Speaking to CNN by phone from Moscow's Sheremetyevo International Airport, Kalniete said she was finally told she was refused entry "according to Russia's code of law regarding the defense and security of the Russian state and the general health of the public."
She had intended to represent Latvia and the European People's Party -- the biggest parliamentary group in the European Parliament -- at the funeral, she said.

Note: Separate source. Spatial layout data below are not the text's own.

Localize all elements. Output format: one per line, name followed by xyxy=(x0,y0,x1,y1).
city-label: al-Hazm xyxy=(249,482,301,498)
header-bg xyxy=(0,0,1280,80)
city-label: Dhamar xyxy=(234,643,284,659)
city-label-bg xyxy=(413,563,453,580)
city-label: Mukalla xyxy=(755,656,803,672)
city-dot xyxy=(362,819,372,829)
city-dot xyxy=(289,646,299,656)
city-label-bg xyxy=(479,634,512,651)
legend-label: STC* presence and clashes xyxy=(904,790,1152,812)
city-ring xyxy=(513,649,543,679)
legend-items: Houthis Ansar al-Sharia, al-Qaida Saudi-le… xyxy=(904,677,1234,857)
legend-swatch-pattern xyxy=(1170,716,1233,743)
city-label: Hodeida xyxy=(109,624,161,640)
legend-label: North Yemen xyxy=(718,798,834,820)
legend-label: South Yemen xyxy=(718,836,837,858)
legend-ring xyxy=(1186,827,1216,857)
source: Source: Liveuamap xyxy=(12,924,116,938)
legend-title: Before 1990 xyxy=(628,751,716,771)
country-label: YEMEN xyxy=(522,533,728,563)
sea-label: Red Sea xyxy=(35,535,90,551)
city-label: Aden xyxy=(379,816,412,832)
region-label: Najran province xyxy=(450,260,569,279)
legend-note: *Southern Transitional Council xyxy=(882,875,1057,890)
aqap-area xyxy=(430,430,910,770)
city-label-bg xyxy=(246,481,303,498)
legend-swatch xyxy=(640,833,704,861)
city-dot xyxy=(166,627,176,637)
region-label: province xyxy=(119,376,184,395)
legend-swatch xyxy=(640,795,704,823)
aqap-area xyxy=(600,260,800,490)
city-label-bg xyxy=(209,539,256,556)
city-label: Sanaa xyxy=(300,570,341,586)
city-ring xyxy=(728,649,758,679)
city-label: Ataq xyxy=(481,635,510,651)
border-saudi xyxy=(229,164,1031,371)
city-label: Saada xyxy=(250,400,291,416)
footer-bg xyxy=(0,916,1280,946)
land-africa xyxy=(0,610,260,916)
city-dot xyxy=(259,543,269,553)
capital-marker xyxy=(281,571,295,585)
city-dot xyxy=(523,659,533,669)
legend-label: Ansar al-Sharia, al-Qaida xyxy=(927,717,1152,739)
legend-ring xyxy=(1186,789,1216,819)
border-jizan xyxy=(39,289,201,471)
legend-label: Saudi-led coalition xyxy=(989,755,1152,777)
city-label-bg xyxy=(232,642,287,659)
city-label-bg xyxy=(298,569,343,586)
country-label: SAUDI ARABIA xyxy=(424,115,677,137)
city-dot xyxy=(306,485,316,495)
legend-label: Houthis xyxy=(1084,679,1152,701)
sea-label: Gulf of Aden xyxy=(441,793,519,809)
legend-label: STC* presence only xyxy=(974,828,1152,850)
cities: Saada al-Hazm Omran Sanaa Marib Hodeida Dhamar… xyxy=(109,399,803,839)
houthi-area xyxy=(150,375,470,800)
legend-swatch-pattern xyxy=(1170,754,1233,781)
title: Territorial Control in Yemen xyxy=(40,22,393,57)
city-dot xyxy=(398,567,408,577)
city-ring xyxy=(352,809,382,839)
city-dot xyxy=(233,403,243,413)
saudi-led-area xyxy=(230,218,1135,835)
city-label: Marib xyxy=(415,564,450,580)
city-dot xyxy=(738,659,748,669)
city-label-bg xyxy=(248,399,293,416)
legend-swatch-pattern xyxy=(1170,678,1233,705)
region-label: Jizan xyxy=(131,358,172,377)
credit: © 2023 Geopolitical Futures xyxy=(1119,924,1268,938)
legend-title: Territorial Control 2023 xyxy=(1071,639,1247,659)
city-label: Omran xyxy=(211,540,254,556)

"Like many I admired him, I admired his joyfulness and eloquence," Kalniete said. "My wish was not to cause any danger to Russia. I just wanted to go to pay tribute to a political personality, Boris Nemtsov."
The European People's Party said it was the third time a member of the European Parliament had been stopped at the Russian border.
Putin vows to bring killers to justice
Thousands of Nemtsov supporters gathered Sunday
in Moscow to mourn the death of the 55-year-old, who was deputy prime minister during President Boris Yeltsin's administration in the 1990s.
The event took place the same day Nemtsov was supposed to lead a rally in Moscow decrying Russia's policies on Ukraine.
Ukrainian President Petro Poroshenko said last weekend that Nemtsov was about to reveal information that would be damaging to Russian interests, Ukraine's state-run Ukrinform news agency reported.
Putin condemned the killing and ordered three law enforcement agencies to investigate the shooting, the Kremlin said.
The President also wrote to Nemtsov's mother, saying he shared her grief, and promised to bring those behind the killing to justice, the Kremlin said.
Police said they are looking for a man with short hair who stands between 5 feet 7 inches and 5 feet 9 inches, Russia's official Sputnik news agency reported
. The shooter was wearing blue jeans and a brown sweater.
Russia's Investigative Committee is offering a reward of 3 million rubles ($49,000)
for information leading to the arrest of the killer. It said the tipster will be guaranteed anonymity.